Dès 2009, quelques premières voix d’opposition à la politique présidentielle se font entendre. Le passage de plusieurs grandes législations – plan de relance de l’économie (stimulus package), plan de renflouement des banques et des grandes entreprises automobiles (le fameux bail-out) – commence à attiser la grogne contestataire. On prête au journaliste Rick Santelli de la chaîne câblée CNBC l’initiative du mouvement suite à son appel à mener une « tea party » à Chicago en juillet 2009 pour protester contre les plans de relance économique du président Obama. Il faisait référence aux événements de 1773 lorsque des colons américains démontrèrent leur colère contre les taxes imposées par la Couronne britannique en jetant des caisses de thé dans les eaux du port de Boston. Deux cent trente sept ans après la Boston Tea Party, un mouvement d’Américains moyens, furieux de régler la note de banquiers sans scrupules et d’investisseurs imprudents reprend à son compte le terme qui symbolise la rébellion face à un système d’imposition injuste. Pour certains, le « TEA » de « Tea Party » signifie « Tax Enough Already » (que l’on pourrait traduire par : « Les impôts, ça suffit! »), pour tous, il est un mouvement de contestation de l’ordre établi.

Au cours de l’été 2009, la grogne s’amplifie. Les consultations publiques organisées par le gouvernement autour de la très difficile réforme du système d’assurance-santé donnent l’occasion à de nombreux Américains d’exprimer leur mécontentement. L’explosion du chômage et des saisies des biens immobiliers (foreclosures) achèvent d’attiser l’exaspération du public américain. Utilisant les mêmes moyens de mobilisation que ceux qu’Obama avait parfaitement maîtrisés pour son élection – petits groupes de militants, réseaux sociaux, nouvelles technologies -, la mouvance Tea Party, désormais financée par de puissants donateurs, s’organise sur le terrain pour gagner en poids politique. Des manifestations monstres à Washington impressionnent les medias qui s’entichent du phénomène. Dès le début 2010, Sarah Palin devint le visage politique du mouvement en participant à la première Convention nationale du Tea Party. Immensément populaire au sien de la nouvelle droite, elle apporta avec succès son soutien à des candidats dissidents dans de nombreuses primaires républicaines, écartant les candidats plus consensuels et modérés. La droite classique fait les frais de l’arrivée des candidats estampillés « Tea Party » et le parti républicain se fait déborder par la droite. A l’approche des élections de mi-mandat, l’énergie militante est à droite de la droite et la campagne des démocrates peine à décoller. La suite est connue : fort du dynamisme de leur base, les Républicains infligent une sévère correction à l’Administration démocrate, aux proportions historiques.
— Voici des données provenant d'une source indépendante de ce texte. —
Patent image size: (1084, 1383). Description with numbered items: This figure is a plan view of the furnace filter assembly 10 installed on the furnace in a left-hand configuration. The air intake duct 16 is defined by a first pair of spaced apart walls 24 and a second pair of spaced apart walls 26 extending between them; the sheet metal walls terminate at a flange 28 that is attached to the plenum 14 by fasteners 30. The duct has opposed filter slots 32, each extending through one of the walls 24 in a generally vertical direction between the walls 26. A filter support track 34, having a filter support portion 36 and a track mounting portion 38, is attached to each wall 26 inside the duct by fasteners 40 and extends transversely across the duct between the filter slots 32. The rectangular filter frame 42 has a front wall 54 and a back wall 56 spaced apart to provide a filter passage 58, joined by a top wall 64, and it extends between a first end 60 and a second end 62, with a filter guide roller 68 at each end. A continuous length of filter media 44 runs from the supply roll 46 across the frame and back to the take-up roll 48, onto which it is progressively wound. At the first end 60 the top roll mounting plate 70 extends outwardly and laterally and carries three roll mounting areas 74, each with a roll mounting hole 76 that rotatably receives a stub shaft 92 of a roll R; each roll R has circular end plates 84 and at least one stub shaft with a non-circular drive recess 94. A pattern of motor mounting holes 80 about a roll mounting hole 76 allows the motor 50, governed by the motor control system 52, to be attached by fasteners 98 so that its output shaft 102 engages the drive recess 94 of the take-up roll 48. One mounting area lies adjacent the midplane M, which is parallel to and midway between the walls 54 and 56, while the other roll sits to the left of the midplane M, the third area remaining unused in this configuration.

Pourtant, il ne s’agit pas exactement de la déferlante crainte par les supporters de Barack Obama. Les Républicains ont en effet repris la Chambre des Représentants, remportant soixante sièges (neuf restent encore à déterminer). Ils ont gagné neuf places de gouverneurs (quatre à déterminer), dans des Etats cruciaux pour la présidentielle. Le Sénat leur échappe, avec un gain de seulement six sièges (un à déterminer). Ils ne laissent qu’une petite majorité aux Démocrates avec 53 sénateurs, mais ils n’ont pas réussi à battre Harry Reid, le leader de la majorité au Sénat, dont le maintien est une victoire symbolique pour le parti démocrate. Au lendemain de l’élection, tout le monde célèbre l’éclatante victoire du Tea Party. Mais la réussite du mouvement a révélé ses faiblesses et son double effet sur la vie politique américaine.
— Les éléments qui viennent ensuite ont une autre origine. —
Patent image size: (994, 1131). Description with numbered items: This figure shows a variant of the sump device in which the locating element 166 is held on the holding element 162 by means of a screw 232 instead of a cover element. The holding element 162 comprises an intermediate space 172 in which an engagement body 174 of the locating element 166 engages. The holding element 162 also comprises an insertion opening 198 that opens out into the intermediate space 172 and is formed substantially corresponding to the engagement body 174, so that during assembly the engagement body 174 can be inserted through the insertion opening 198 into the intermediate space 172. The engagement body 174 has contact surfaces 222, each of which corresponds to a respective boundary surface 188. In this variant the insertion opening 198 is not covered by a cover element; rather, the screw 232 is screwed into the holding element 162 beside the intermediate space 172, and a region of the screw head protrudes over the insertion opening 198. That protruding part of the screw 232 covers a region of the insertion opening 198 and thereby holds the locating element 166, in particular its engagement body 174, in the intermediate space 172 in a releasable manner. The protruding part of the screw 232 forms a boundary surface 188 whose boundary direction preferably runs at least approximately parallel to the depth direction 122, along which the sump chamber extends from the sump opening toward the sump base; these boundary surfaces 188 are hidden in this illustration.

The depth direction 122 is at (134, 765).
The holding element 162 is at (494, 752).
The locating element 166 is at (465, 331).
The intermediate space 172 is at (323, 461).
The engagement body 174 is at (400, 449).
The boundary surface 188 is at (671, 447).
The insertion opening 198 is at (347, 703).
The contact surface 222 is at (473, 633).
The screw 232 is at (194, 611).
Ce que le Tea Party a avant tout réussi à faire, c’est incarner une alternative et forcer les Républicains, sans leader charismatique et sans direction depuis leur échec de 2008, à se réinventer. Ils ont mis en avant un projet économique de fiscalité responsable assez cohérent – à défaut d’être mesuré – prônant une réduction drastique des dépenses publiques, une baisse des impôts, une diminution du rôle du gouvernement et une lutte contre le creusement du déficit. En diabolisant les efforts de l’Administration pour endiguer la crise et en agitant le spectre du communisme, le Tea Party a revitalisé la base du parti républicain et lui a offert un second souffle. Deux ans seulement après une défaite cinglante, le parti républicain est de retour.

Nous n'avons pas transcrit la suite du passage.